La imagen contaminada
Dos de las películas más interesantes de la última década son It Follows (David Robert Mitchell, 2014) y Smile (Parker Finn, 2022). De ambas se puede decir que actualizan con inteligencia determinados códigos y gestos; la de Mitchell es, casi, un ensayo sobre el punto de vista como hacía tiempo que no se veía —en concreto, desde el Halloween de Carpenter—; y la de Finn, una interesante apropiación de cierto fantástico japonés con el que crear imágenes perturbadoras. Tanto una como otra no han producido, todavía, derivaciones, pero encajan perfectamente en lo que señala al principio del texto de cómo el fantástico recupera sus capacidades narrativas. Cómo es capaz de regenerar, sin traicionar. De reconstruir sin apelar a la moda —véase, por ejemplo, la terrible Saw: Spiral (Darren Lynn Bousman, 2021)—. Cómo ejemplifican una confianza no solo en el género, sino en las enormes posibilidades de la imagen fantástica. Y es aquí donde vuelvo, de nuevo, al cine de Ari Aster, y más allá, y lo que es o no género, lo que es o no terror.

Smile
Parece que ahora mismo el terror vive vinculado a una cierta poética del desasosiego, a espigar el miedo entre todo aquello que está al alcance de nuestro día a día. Se cumple la fantasía del Argento de Tenebre (1982) de ser capaz de provocar miedo a plena luz del día. Sin embargo, el precio a pagar estriba en negar esa complicidad con el espectador a través de las imágenes. Enseñar. Ocultar. Dirigir la mirada. Está el shock primario. La imagen digital convertida en contenedor de pesadillas. Pero el relato se cae, se pierde, deshilvanado, entre la potencia de lo que enuncia. No hace falta contar, explicar, casi ni siquiera decir lo perturbador. Llena la pantalla, la infecta y contamina. Y con eso basta. Repito mentalmente la imagen de la hija envenenada de Beau tiene miedo o de la hermana conectada al tubo de escape en Midsommar. Esa precisión pictórica, estática. Una imagen congelada. Un cuadro. La búsqueda del terror en toda su capacidad expresiva, por encima de cualquier otra cosa.

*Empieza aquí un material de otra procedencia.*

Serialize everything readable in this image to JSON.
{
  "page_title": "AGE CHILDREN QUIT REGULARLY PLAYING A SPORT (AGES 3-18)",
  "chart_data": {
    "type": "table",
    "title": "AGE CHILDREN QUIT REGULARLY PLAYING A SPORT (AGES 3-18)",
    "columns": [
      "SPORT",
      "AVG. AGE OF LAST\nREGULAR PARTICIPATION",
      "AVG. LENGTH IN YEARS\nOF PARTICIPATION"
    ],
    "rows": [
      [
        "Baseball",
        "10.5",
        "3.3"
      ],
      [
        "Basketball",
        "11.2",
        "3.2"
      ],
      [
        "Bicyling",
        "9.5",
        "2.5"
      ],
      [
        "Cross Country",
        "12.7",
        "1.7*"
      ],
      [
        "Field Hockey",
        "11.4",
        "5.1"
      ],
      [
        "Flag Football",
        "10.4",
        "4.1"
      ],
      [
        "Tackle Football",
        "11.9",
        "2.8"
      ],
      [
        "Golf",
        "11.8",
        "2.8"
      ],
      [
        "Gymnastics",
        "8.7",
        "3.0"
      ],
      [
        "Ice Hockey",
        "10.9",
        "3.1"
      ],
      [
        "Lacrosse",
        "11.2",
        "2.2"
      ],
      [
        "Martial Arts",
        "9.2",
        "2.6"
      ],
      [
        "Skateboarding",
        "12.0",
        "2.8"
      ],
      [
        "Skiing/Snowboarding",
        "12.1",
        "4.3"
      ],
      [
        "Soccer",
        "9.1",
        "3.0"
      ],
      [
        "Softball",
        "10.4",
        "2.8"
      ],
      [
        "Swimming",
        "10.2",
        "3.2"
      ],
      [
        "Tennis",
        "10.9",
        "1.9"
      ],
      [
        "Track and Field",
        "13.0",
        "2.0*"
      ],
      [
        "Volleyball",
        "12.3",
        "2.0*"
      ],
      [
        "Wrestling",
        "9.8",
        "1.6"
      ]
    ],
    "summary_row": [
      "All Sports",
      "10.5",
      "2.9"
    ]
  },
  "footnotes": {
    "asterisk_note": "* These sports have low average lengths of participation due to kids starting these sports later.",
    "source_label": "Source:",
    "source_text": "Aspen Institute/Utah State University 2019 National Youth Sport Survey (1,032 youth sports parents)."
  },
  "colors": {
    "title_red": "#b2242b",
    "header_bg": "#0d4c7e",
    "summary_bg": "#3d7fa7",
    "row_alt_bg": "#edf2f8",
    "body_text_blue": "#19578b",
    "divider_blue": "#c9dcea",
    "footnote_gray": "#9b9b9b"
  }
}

Tal vez todo ello sea producto de lo que los hermanos Philippou avanzan en Háblame; que, en el fondo, hemos naturalizado lo fantástico y esa línea de sombra que antaño representaba lo real ahora, más que nunca, aparece difuminada. Casi inexistente. Por lo que, más que narrar ese más allá, lo que corresponde es mostrar cómo colisiona con este más acá. El shock primitivo. Las comunidades se descomponen, casi tanto como las degradadas estructuras familiares, y en ese movimiento es donde surgen, donde afloran, tantas imágenes perturbadoras. Es otra clase de profecía autocumplida: en el fondo, el horror está ya aquí.